7 version: "v1beta1"
8 resource: "podgroups"
9 minCountExpr: "podGroup.spec.minMember"

Volcano sets the scheduling.k8s.io/group-name annotation on each pod. The discoverer reads that annotation, fetches the corresponding PodGroup CRD, and evaluates minCountExpr to determine expected gang size.

OSMO + Kai scheduler example:

1gangDiscovery:
2 name: "osmo-with-kai"
3 labelKeys:
4 - "osmo.group_uuid"
5 podGroupGVR:
6 group: "scheduling.run.ai"
7 version: "v2alpha2"
8 resource: "podgroups"
9 minCountExpr: "podGroup.spec.minMember"

Here membership is determined by a pod label instead of an annotation. The rest of the flow is the same: look up the PodGroup CRD and extract minCount via CEL.

Gang coordination

When gangCoordination.enabled is true (default in the preflight chart), the controller coordinates multi-node checks through ConfigMaps:

  1. At admission time the webhook creates a skeleton ConfigMap for the gang and injects it as a volume mount on the pod’s preflight init containers.
  2. As pods become ready the gang controller populates the ConfigMap with peer information (IP, rank).
  3. Init containers read the ConfigMap at gangCoordination.configMapMountPath (default /etc/preflight) to discover the master address and peer list.

Each gang ConfigMap contains:

KeyValue
expected_countMinimum members needed (from the Workload / PodGroup CRD)
peersNewline-separated list of podName;podIP;rank
master_addrIP of the rank-0 pod
master_portPort for PyTorch distributed TCP bootstrap (default 29500)
gang_idUnique gang identifier (discoverer prefix + namespace + group)

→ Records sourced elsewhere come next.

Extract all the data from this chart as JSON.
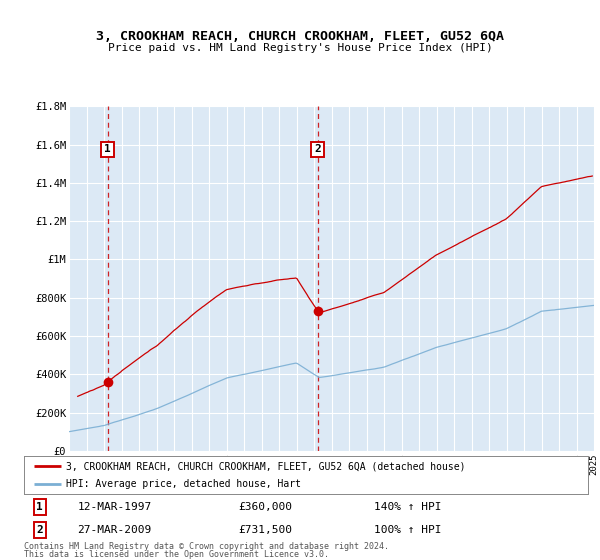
{
  "title": "3, CROOKHAM REACH, CHURCH CROOKHAM, FLEET, GU52 6QA",
  "subtitle": "Price paid vs. HM Land Registry's House Price Index (HPI)",
  "legend_line1": "3, CROOKHAM REACH, CHURCH CROOKHAM, FLEET, GU52 6QA (detached house)",
  "legend_line2": "HPI: Average price, detached house, Hart",
  "sale1_date": "12-MAR-1997",
  "sale1_price": 360000,
  "sale1_label": "140% ↑ HPI",
  "sale2_date": "27-MAR-2009",
  "sale2_price": 731500,
  "sale2_label": "100% ↑ HPI",
  "footer1": "Contains HM Land Registry data © Crown copyright and database right 2024.",
  "footer2": "This data is licensed under the Open Government Licence v3.0.",
  "plot_bg_color": "#dce9f5",
  "red_line_color": "#cc0000",
  "blue_line_color": "#7bafd4",
  "xmin": 1995,
  "xmax": 2025,
  "ymin": 0,
  "ymax": 1800000,
  "yticks": [
    0,
    200000,
    400000,
    600000,
    800000,
    1000000,
    1200000,
    1400000,
    1600000,
    1800000
  ],
  "ytick_labels": [
    "£0",
    "£200K",
    "£400K",
    "£600K",
    "£800K",
    "£1M",
    "£1.2M",
    "£1.4M",
    "£1.6M",
    "£1.8M"
  ],
  "sale1_x": 1997.2,
  "sale1_y": 360000,
  "sale2_x": 2009.2,
  "sale2_y": 731500
}
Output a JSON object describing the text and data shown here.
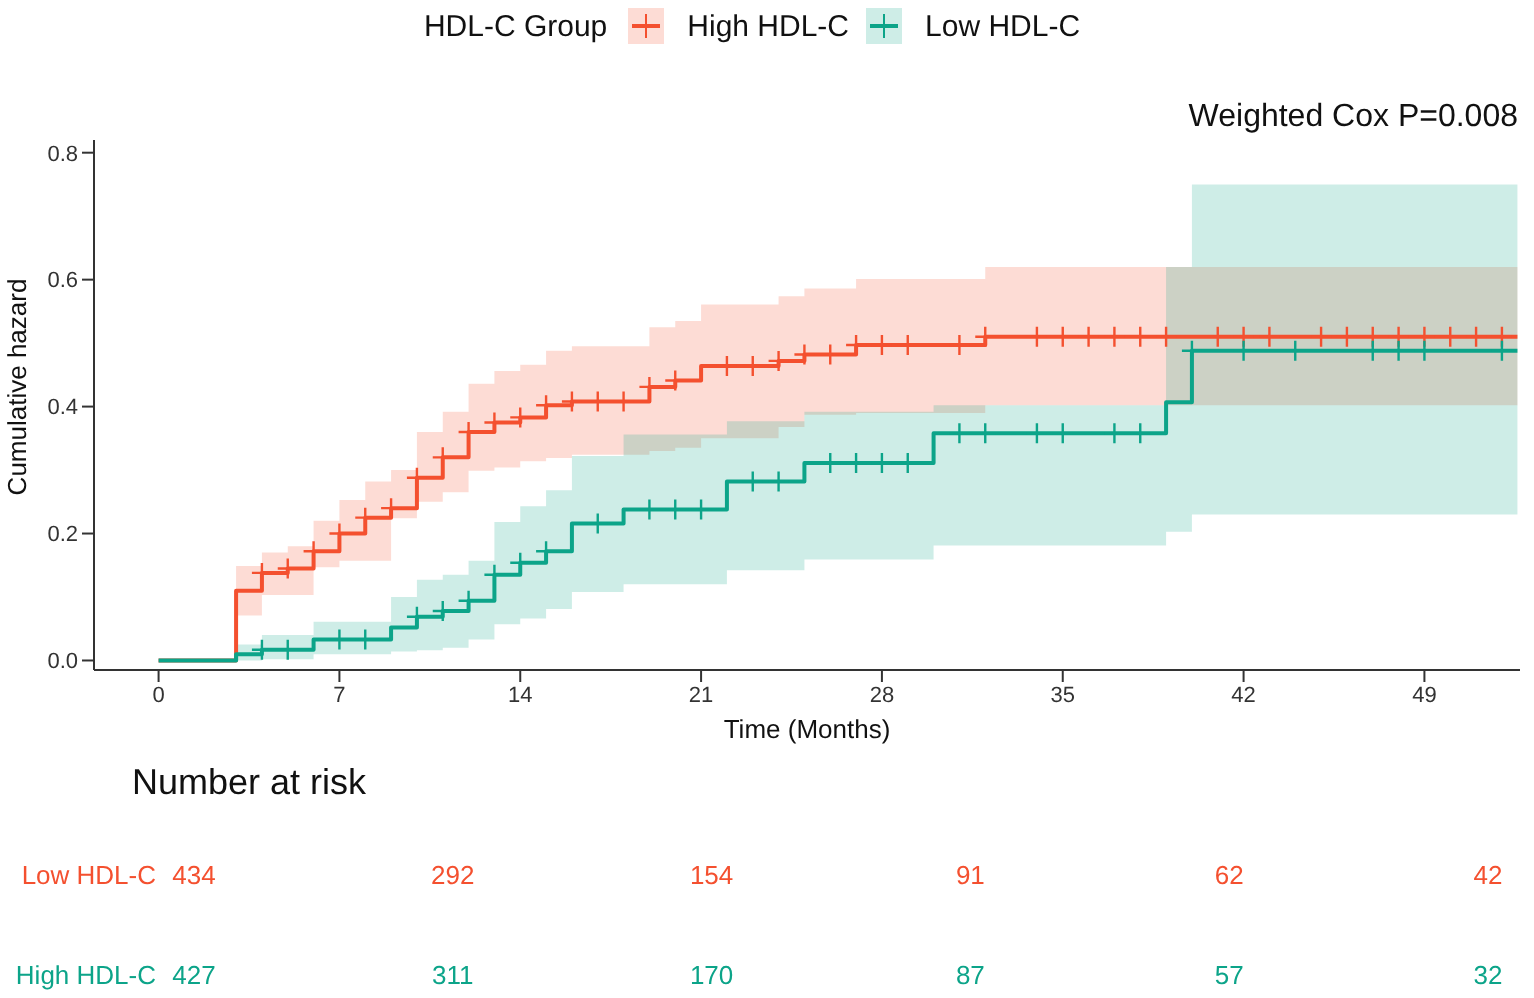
{
  "chart_data": {
    "type": "step",
    "xlabel": "Time (Months)",
    "ylabel": "Cumulative hazard",
    "legend_title": "HDL-C Group",
    "legend": "top",
    "grid": false,
    "line_style": "solid",
    "xlim": [
      -2.5,
      52.7
    ],
    "xticks": [
      0,
      7,
      14,
      21,
      28,
      35,
      42,
      49
    ],
    "ylim": [
      -0.015,
      0.82
    ],
    "yticks": [
      {
        "value": 0,
        "label": "0.0"
      },
      0.2,
      0.4,
      0.6,
      0.8
    ],
    "annotations": [
      "Weighted Cox P=0.008",
      "Number at risk",
      "Low HDL-C",
      "434",
      "292",
      "154",
      "91",
      "62",
      "42",
      "High HDL-C",
      "427",
      "311",
      "170",
      "87",
      "57",
      "32"
    ],
    "series": [
      {
        "name": "High HDL-C",
        "color": "#f4502f",
        "x": [
          0,
          3,
          4,
          5,
          6,
          7,
          8,
          9,
          10,
          11,
          12,
          13,
          14,
          15,
          16,
          19,
          20,
          21,
          24,
          25,
          27,
          32,
          52.6
        ],
        "values": [
          0,
          0.11,
          0.138,
          0.145,
          0.172,
          0.2,
          0.225,
          0.24,
          0.288,
          0.32,
          0.36,
          0.375,
          0.383,
          0.402,
          0.408,
          0.431,
          0.441,
          0.464,
          0.472,
          0.482,
          0.497,
          0.51,
          0.51
        ],
        "lower": [
          0,
          0.071,
          0.103,
          0.103,
          0.147,
          0.157,
          0.157,
          0.224,
          0.25,
          0.265,
          0.299,
          0.304,
          0.314,
          0.319,
          0.324,
          0.33,
          0.335,
          0.35,
          0.368,
          0.387,
          0.39,
          0.402,
          0.402
        ],
        "upper": [
          0,
          0.149,
          0.17,
          0.18,
          0.22,
          0.253,
          0.282,
          0.3,
          0.36,
          0.392,
          0.436,
          0.456,
          0.466,
          0.488,
          0.495,
          0.525,
          0.535,
          0.561,
          0.574,
          0.586,
          0.601,
          0.62,
          0.62
        ]
      },
      {
        "name": "Low HDL-C",
        "color": "#0ca489",
        "x": [
          0,
          3,
          4,
          6,
          9,
          10,
          11,
          12,
          13,
          14,
          15,
          16,
          18,
          22,
          25,
          30,
          39,
          40,
          52.6
        ],
        "values": [
          0,
          0.01,
          0.017,
          0.033,
          0.052,
          0.069,
          0.078,
          0.094,
          0.135,
          0.154,
          0.172,
          0.216,
          0.238,
          0.282,
          0.311,
          0.358,
          0.407,
          0.488,
          0.488
        ],
        "lower": [
          0,
          0,
          0.002,
          0.01,
          0.014,
          0.016,
          0.02,
          0.033,
          0.057,
          0.066,
          0.081,
          0.108,
          0.12,
          0.142,
          0.159,
          0.181,
          0.203,
          0.23,
          0.23
        ],
        "upper": [
          0,
          0.025,
          0.04,
          0.061,
          0.1,
          0.127,
          0.135,
          0.157,
          0.218,
          0.243,
          0.268,
          0.322,
          0.356,
          0.377,
          0.392,
          0.402,
          0.62,
          0.75,
          0.75
        ]
      },
      {
        "type": "scatter",
        "marker": "cross",
        "color": "#f4502f",
        "x": [
          4,
          5,
          6,
          7,
          8,
          9,
          10,
          11,
          12,
          13,
          14,
          15,
          16,
          17,
          18,
          19,
          20,
          22,
          23,
          24,
          25,
          26,
          27,
          28,
          29,
          31,
          32,
          34,
          35,
          36,
          37,
          38,
          39,
          41,
          42,
          43,
          45,
          46,
          47,
          48,
          49,
          50,
          51,
          52
        ],
        "values": [
          0.138,
          0.145,
          0.172,
          0.2,
          0.225,
          0.24,
          0.288,
          0.32,
          0.36,
          0.375,
          0.383,
          0.402,
          0.408,
          0.408,
          0.408,
          0.431,
          0.441,
          0.464,
          0.464,
          0.472,
          0.482,
          0.482,
          0.497,
          0.497,
          0.497,
          0.497,
          0.51,
          0.51,
          0.51,
          0.51,
          0.51,
          0.51,
          0.51,
          0.51,
          0.51,
          0.51,
          0.51,
          0.51,
          0.51,
          0.51,
          0.51,
          0.51,
          0.51,
          0.51
        ]
      },
      {
        "type": "scatter",
        "marker": "cross",
        "color": "#0ca489",
        "x": [
          4,
          5,
          7,
          8,
          10,
          11,
          12,
          13,
          14,
          15,
          17,
          19,
          20,
          21,
          23,
          24,
          26,
          27,
          28,
          29,
          31,
          32,
          34,
          35,
          37,
          38,
          40,
          42,
          44,
          47,
          48,
          49,
          52
        ],
        "values": [
          0.017,
          0.017,
          0.033,
          0.033,
          0.069,
          0.078,
          0.094,
          0.135,
          0.154,
          0.172,
          0.216,
          0.238,
          0.238,
          0.238,
          0.282,
          0.282,
          0.311,
          0.311,
          0.311,
          0.311,
          0.358,
          0.358,
          0.358,
          0.358,
          0.358,
          0.358,
          0.488,
          0.488,
          0.488,
          0.488,
          0.488,
          0.488,
          0.488
        ]
      }
    ]
  }
}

ConfigMaps are labeled nvsentinel.nvidia.com/managed-by: preflight and named with a preflight- prefix.

Key gangCoordination values

1gangCoordination:
2 enabled: true
3 timeout: "10m" # Max wait for all members to register
4 masterPort: 29500 # PyTorch distributed bootstrap port
5 configMapMountPath: "/etc/preflight"
6
7 # Azure InfiniBand topology (required for NDv4/v5)
8 ncclTopoConfigMap: "" # Pre-existing ConfigMap name, or use ncclTopoShape
9 ncclTopoShape: "" # "ndv4" or "ndv5" to auto-create from bundled XML
10
11 extraHostPathMounts: [] # Host paths for NCCL/OFI/CUDA libraries
12 extraVolumeMounts: [] # Mount existing pod volumes (e.g. GCP TCPXO plugin)
13 # mirrorResourceClaims: true # Mirror DRA claims to init containers (default true)

For DRA / device claims mirrored into init containers, see ADR-026 §DRA Integration and mirrorResourceClaims above.

Key Helm values (subchart)

AreaLocation
Webhook TLS, failure policy, cert providerpreflight.webhook
Init container placement (append/prepend)preflight.initContainerPlacement
Injected init container images and envpreflight.initContainers
GPU / network resource namespreflight.gpuResourceNames, preflight.networkResourceNames
Copy NCCL / fabric env and mounts from user containerspreflight.ncclEnvPatterns, preflight.volumeMountPatterns
Gang discoverypreflight.gangDiscovery
Gang coordination (timeouts, topology, mounts)preflight.gangCoordination
Namespace selector for the webhookpreflight.namespaceSelector
Pod-level selector for the webhookpreflight.objectSelector

Object selector (pod-level filtering)

By default the webhook intercepts all GPU pods in labeled namespaces. To further restrict which pods are intercepted, set objectSelector with standard Kubernetes label selectors. When empty ({}), no objectSelector is emitted and all pods in matching namespaces are intercepted.

Example — only intercept pods explicitly labeled for preflight:

1objectSelector:
2 matchLabels:
3 nvsentinel.nvidia.com/preflight: "enabled"

matchExpressions are also supported:

1objectSelector:
2 matchExpressions:
3 - key: nvsentinel.nvidia.com/preflight
4 operator: In
5 values: ["enabled", "true"]

This is useful when you want namespace-wide opt-in via namespaceSelector but only run preflight on specific workloads within those namespaces.

Full defaults and comments: distros/kubernetes/nvsentinel/charts/preflight/values.yaml.

Tilt development often trims init containers to DCGM-only; see distros/kubernetes/nvsentinel/values-tilt.yaml.

Observability

  • Webhook pod: liveness/readiness probes use /healthz on the webhook port.
  • Prometheus metric names for check containers and the injector are specified in ADR-026 § Metrics; wire scrapers to your init container images and deployment as your environment allows.